Но это, конечно, портрет, хотя Толстой на нем не тот Толстой, каким он сам привык себя видеть на портретах Крамского, Ге, Репина. У Крамского Толстой в синей блузе, только что оторвался от писания «Анны Карениной»; он чуть-чуть нахмурился даже, что вместо того, чтобы писать, ему приходится позировать; кажется, у него пальцы в непросохших чернилах. Ге написал Толстого за письменным столом, за работой над «В чем моя вера». Репин писал Толстого в разные годы по-разному, но все его портреты подходят под его же определение Толстого: «Грозные нависшие брови, пронзительные глаза – это несомненный властелин», – и все эти разные портреты Толстого, столь неравноценные в художественном отношении, внушены Репину одним чувством: «Его страстные и в высшей степени радикальные рассуждения взбудораживали меня до того, что я не мог спать, голова шла кругом от его беспощадных приговоров отжившим формам жизни».
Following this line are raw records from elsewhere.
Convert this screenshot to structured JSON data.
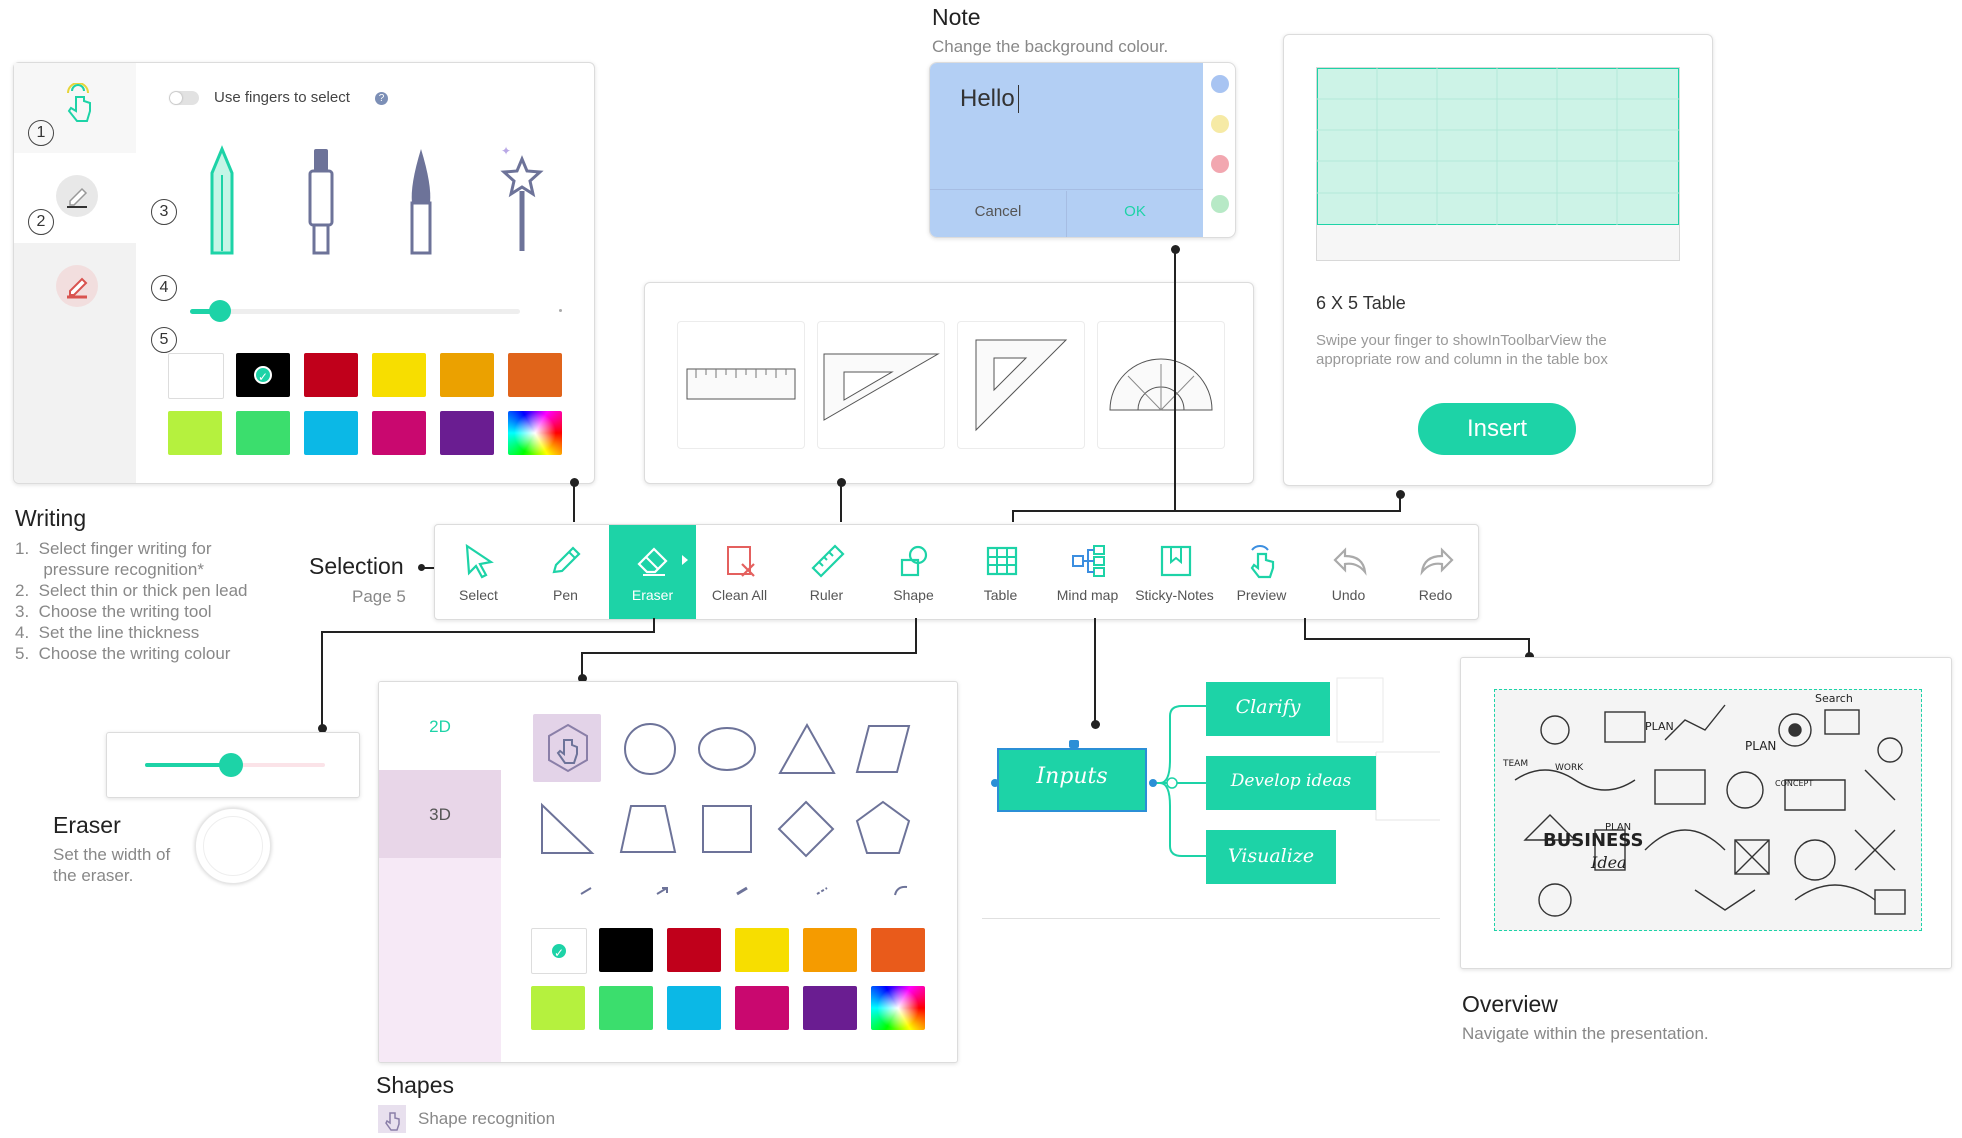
{
  "writing": {
    "title": "Writing",
    "steps": [
      "1.  Select finger writing for",
      "      pressure recognition*",
      "2.  Select thin or thick pen lead",
      "3.  Choose the writing tool",
      "4.  Set the line thickness",
      "5.  Choose the writing colour"
    ],
    "panel": {
      "toggle_label": "Use fingers to select",
      "help": "?",
      "nums": [
        "1",
        "2",
        "3",
        "4",
        "5"
      ],
      "thickness_value": 0.09,
      "colors": [
        "#ffffff",
        "#000000",
        "#c0001b",
        "#f7de00",
        "#eba100",
        "#e0641b",
        "#b5f13e",
        "#3bde6d",
        "#0bb8e6",
        "#c9086f",
        "#6a1d91",
        "rainbow"
      ]
    }
  },
  "selection": {
    "title": "Selection",
    "page": "Page 5"
  },
  "toolbar": {
    "items": [
      {
        "label": "Select",
        "icon": "cursor-icon"
      },
      {
        "label": "Pen",
        "icon": "pen-icon"
      },
      {
        "label": "Eraser",
        "icon": "eraser-icon",
        "active": true
      },
      {
        "label": "Clean All",
        "icon": "clean-all-icon"
      },
      {
        "label": "Ruler",
        "icon": "ruler-icon"
      },
      {
        "label": "Shape",
        "icon": "shape-icon"
      },
      {
        "label": "Table",
        "icon": "table-icon"
      },
      {
        "label": "Mind map",
        "icon": "mind-map-icon"
      },
      {
        "label": "Sticky-Notes",
        "icon": "sticky-note-icon"
      },
      {
        "label": "Preview",
        "icon": "preview-icon"
      },
      {
        "label": "Undo",
        "icon": "undo-icon"
      },
      {
        "label": "Redo",
        "icon": "redo-icon"
      }
    ],
    "accent": "#1dd3a7"
  },
  "note": {
    "title": "Note",
    "subtitle": "Change the background colour.",
    "text": "Hello",
    "cancel": "Cancel",
    "ok": "OK",
    "bg": "#b3cff4",
    "colors": [
      "#a8c4f2",
      "#f6eaa5",
      "#f2a7b0",
      "#b7e9c6"
    ]
  },
  "table": {
    "size": "6 X 5 Table",
    "hint": "Swipe your finger to showInToolbarView the appropriate row and column in the table box",
    "insert": "Insert"
  },
  "eraser": {
    "title": "Eraser",
    "desc_line1": "Set the width of",
    "desc_line2": "the eraser.",
    "width_value": 0.48
  },
  "shapes": {
    "title": "Shapes",
    "recognition": "Shape recognition",
    "tabs": [
      "2D",
      "3D"
    ],
    "colors": [
      "#ffffff",
      "#000000",
      "#c0001b",
      "#f7de00",
      "#f59b00",
      "#e95b1b",
      "#b5f13e",
      "#3bde6d",
      "#0bb8e6",
      "#c9086f",
      "#6a1d91",
      "rainbow"
    ]
  },
  "mindmap": {
    "root": "Inputs",
    "children": [
      "Clarify",
      "Develop ideas",
      "Visualize"
    ]
  },
  "overview": {
    "title": "Overview",
    "subtitle": "Navigate within the presentation.",
    "doodle_words": [
      "BUSINESS",
      "Idea",
      "PLAN",
      "PLAN",
      "Search",
      "WORK",
      "TEAM",
      "PLAN",
      "CONCEPT"
    ]
  }
}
У Нестерова, наоборот, «голова» не «шла кругом» от взглядов и речей Толстого, и не этот Толстой бурной проповеди, захвативший Репина, как и не Толстой-писатель, отдающийся своему труду (Крамской, Ге), захватывал собою Нестерова. Его потому и влекло в Ясную Поляну, что с Толстым-писателем он был уже знаком у Крамского и Ге, Толстого-проповедника и борца он уже много раз видел у Репина, а вот Толстого, углубившегося в свою сокровенную думу, всматривающегося в свою душу в тихом окружении яснополянской природы, с детства до старости ему милой и родной, – такого Толстого, без пера в руке и без учащего слова на языке, Нестеров не знал, не видел и такого-то именно и хотел видеть и знать.
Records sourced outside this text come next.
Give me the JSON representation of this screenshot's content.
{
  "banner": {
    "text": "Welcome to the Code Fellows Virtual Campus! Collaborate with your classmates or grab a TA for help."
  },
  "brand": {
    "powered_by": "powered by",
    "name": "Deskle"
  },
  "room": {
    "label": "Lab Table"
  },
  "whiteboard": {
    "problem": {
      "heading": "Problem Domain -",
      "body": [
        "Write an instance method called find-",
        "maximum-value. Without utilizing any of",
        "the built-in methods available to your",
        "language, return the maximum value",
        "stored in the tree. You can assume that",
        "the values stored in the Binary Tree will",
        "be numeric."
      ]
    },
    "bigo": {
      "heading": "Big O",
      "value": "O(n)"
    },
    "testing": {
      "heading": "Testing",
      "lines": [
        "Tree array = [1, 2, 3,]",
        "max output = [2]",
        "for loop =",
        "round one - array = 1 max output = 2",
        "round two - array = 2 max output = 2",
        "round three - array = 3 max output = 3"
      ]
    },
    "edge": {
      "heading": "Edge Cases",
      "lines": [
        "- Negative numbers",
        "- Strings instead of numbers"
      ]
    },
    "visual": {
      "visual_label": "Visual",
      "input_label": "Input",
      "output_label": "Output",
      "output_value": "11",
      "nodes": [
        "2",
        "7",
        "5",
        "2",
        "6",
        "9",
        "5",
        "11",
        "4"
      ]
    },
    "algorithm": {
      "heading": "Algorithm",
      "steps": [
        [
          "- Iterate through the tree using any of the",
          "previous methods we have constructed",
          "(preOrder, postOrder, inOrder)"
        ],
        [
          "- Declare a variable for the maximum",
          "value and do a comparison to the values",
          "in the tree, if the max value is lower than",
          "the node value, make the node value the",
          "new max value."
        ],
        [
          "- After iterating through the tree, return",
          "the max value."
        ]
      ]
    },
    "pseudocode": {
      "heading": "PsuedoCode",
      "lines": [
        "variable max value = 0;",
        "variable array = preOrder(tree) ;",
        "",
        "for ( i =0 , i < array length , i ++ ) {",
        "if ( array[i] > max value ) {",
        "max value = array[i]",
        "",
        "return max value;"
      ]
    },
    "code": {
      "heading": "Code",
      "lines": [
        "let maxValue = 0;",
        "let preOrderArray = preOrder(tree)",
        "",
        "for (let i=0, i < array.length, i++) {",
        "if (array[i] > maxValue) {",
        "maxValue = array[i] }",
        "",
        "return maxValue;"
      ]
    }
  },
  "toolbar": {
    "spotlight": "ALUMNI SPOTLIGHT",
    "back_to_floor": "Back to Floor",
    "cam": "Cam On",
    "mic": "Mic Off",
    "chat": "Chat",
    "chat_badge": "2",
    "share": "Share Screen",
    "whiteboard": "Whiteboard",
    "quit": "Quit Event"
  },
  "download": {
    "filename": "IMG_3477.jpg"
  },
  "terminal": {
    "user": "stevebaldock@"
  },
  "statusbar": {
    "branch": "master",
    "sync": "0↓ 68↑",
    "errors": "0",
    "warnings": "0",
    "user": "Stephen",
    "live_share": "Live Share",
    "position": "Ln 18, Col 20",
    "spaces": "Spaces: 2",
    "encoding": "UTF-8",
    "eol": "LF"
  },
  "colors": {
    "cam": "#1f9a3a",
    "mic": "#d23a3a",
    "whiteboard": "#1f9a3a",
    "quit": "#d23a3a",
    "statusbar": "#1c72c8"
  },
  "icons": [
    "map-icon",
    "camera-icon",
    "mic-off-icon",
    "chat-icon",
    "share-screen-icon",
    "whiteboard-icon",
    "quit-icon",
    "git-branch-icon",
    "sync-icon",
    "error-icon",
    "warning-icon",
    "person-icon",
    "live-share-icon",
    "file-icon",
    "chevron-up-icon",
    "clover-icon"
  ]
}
Такого Толстого Нестеров и написал на портрете.
До Нестерова, сколько знаю, никто не писал Толстого на фоне яснополянского пруда и еловой аллеи. На портрете Нестерова он один с самим собой, но не одинок, потому что с ним природа, любимая им с детства. Он стоит, погруженный в себя, но любуясь ею и через нее общаясь с вселенной. Догорает закат. Вот-вот старик окинет прощальным взором все привычное, дорогое, природное, что перед его взором, и уйдет в свою комнату, раскроет дневник и, может быть, перечтет то, что писал полвека назад, детом, в той же Ясной Поляне:
«Смотришь на закат солнца в июле, а потом на зелень. Она голубовата переливами, как будто под дымкой. В самый жар воробьи лениво, однообразно перепрыгивают и чирикают под застрехой амбара.
Вечером сидишь на балконе, стрижи делают круги над домом, иногда один отделяется и, как пуля, звуком пролетает над головой… Ночью после дождя иду по саду домой. Все тихо, за аллеей яблоко падает на мокрые листья. В ущерб месяца месячная заря имеет характер волшебный. От дождя пол балкона темно-серый, зелень выставленных цветов темная».
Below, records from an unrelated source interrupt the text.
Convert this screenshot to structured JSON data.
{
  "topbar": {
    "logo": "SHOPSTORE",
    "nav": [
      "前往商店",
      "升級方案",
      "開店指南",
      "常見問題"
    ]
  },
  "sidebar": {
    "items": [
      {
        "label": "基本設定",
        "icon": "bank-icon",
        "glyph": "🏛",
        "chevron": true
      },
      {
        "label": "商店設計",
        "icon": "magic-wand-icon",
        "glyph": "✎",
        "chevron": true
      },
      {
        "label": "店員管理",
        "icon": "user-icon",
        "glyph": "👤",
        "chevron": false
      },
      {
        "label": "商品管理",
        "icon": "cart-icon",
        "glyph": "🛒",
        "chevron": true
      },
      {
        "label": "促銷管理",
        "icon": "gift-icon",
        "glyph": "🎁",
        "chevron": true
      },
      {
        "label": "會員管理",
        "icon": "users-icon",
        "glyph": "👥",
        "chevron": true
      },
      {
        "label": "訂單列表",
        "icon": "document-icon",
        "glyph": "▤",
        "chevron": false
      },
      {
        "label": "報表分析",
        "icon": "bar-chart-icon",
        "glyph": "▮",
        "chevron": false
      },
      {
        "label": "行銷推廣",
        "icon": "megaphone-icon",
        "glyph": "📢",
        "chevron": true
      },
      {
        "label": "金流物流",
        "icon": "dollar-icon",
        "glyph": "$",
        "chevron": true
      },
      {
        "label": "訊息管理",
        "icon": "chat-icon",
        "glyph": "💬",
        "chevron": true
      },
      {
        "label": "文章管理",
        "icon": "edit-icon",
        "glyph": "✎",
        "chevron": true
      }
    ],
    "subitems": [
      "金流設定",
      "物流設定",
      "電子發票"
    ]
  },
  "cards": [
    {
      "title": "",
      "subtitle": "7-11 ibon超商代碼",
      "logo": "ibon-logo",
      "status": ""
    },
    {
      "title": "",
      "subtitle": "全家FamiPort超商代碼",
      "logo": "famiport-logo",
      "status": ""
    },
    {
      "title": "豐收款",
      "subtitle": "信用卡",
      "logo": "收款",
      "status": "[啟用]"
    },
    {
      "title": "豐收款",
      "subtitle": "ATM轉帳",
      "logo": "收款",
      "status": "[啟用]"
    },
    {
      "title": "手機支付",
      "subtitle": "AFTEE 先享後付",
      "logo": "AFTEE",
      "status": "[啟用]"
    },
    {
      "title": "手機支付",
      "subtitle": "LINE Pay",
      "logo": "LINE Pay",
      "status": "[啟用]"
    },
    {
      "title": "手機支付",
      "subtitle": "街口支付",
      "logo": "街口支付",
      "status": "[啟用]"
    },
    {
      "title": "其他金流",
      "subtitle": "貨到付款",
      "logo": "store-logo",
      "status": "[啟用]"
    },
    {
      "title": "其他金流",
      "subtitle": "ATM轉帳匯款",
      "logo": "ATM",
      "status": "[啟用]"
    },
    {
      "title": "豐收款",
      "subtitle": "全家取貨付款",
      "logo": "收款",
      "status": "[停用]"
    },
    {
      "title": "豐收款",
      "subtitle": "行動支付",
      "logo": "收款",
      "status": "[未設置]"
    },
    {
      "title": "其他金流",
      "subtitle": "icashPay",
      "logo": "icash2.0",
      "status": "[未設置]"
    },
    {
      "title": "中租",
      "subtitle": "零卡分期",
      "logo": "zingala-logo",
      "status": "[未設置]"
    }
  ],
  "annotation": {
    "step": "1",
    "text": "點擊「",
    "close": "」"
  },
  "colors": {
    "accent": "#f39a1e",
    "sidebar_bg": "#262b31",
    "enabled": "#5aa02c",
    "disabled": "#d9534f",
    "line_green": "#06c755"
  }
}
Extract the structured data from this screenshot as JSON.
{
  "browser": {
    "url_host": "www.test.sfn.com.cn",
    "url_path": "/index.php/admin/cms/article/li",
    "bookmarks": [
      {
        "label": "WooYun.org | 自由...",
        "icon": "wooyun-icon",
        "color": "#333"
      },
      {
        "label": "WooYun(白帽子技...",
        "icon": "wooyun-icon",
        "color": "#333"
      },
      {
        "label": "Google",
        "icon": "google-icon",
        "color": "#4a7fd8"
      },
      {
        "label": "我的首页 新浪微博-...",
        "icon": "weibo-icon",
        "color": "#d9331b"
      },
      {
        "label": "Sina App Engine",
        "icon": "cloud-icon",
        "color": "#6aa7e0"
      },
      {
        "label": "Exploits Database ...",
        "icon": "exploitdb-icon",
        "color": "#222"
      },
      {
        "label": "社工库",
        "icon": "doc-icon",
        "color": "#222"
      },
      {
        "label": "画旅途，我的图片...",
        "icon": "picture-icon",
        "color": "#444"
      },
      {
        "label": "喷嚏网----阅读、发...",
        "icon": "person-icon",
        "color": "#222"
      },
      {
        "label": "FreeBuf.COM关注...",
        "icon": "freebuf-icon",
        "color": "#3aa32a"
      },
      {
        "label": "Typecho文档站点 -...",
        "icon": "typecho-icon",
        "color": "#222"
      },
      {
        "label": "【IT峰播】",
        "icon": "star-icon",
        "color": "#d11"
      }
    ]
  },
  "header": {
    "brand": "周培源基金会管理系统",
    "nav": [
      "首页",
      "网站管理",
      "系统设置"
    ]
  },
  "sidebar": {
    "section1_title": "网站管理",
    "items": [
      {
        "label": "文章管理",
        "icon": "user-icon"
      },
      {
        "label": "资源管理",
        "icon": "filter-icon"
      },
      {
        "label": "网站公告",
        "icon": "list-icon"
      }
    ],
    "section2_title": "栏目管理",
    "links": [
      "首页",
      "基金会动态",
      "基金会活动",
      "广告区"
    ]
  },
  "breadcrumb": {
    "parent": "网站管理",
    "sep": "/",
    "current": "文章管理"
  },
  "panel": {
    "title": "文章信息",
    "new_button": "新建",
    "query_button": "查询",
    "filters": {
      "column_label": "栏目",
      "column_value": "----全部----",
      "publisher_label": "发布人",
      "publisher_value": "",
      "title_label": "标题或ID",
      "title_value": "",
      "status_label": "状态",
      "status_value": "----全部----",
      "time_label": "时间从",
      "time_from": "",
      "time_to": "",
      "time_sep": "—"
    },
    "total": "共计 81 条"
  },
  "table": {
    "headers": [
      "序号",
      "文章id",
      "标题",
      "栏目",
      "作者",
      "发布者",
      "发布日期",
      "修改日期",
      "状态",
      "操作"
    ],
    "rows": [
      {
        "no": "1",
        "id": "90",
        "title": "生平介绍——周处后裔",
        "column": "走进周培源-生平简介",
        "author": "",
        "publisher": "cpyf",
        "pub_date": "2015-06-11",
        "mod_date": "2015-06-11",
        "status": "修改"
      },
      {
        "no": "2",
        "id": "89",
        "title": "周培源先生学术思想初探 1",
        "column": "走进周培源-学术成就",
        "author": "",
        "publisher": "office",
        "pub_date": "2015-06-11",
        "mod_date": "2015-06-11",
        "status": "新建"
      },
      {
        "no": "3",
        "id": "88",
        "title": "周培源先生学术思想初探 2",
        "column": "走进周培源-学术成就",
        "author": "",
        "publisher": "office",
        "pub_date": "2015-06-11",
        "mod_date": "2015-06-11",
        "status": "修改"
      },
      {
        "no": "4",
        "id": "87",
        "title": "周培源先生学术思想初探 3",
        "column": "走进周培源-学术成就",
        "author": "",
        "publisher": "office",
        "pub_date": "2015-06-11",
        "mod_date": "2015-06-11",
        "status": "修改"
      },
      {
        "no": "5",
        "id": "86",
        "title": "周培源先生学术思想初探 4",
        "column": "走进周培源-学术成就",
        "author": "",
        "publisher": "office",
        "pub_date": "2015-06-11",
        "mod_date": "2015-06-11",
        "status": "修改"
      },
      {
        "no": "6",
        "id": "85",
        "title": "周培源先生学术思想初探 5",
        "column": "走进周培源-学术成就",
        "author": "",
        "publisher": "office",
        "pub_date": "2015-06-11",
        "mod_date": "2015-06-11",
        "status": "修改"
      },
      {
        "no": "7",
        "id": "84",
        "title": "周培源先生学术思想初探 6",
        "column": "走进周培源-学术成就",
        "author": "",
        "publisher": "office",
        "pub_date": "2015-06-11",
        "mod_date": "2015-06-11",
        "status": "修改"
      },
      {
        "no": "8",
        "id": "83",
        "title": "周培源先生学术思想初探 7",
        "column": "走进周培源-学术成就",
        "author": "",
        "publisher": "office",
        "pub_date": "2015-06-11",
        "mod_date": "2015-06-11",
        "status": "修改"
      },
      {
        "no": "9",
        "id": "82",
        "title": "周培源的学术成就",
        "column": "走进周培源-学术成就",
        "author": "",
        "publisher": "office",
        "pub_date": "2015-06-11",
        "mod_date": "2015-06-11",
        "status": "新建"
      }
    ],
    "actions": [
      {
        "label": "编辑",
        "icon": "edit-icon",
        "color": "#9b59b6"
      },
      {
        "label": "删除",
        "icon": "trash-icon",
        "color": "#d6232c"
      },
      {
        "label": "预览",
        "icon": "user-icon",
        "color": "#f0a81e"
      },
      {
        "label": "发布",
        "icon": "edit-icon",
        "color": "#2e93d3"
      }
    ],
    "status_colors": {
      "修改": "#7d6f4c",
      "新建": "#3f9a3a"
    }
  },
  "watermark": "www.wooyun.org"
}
Портрет Толстого в 1913 году был приобретен Третьяковской галереей. Теперь он в Толстовском музее.
Там, в окружении многих других изображений Толстого, стало ясно, как богат нестеровский портрет внутренней правдой и как просто и волнующе передает он красоту личности «нового и большого человека», каким сам Толстой был для Нестерова.
В 1925 году для книги Н.Н. Гусева «Молодой Толстой» он написал свежую и бодрую акварель «Толстой и дядя Ерошка» – в светлом, мужественном облике молодого Толстого в белой черкеске Нестеров в последний раз выразил свою приверженность к личности и творчеству автора «Казаков» и «Войны и мира».
«Портрет Л. Толстого» завершает собою круг портретов, написанных Нестеровым в 1905–1907 годах. Всего за три года, когда Нестеров был совершенно свободен от церковных заказов, он написал семь портретов.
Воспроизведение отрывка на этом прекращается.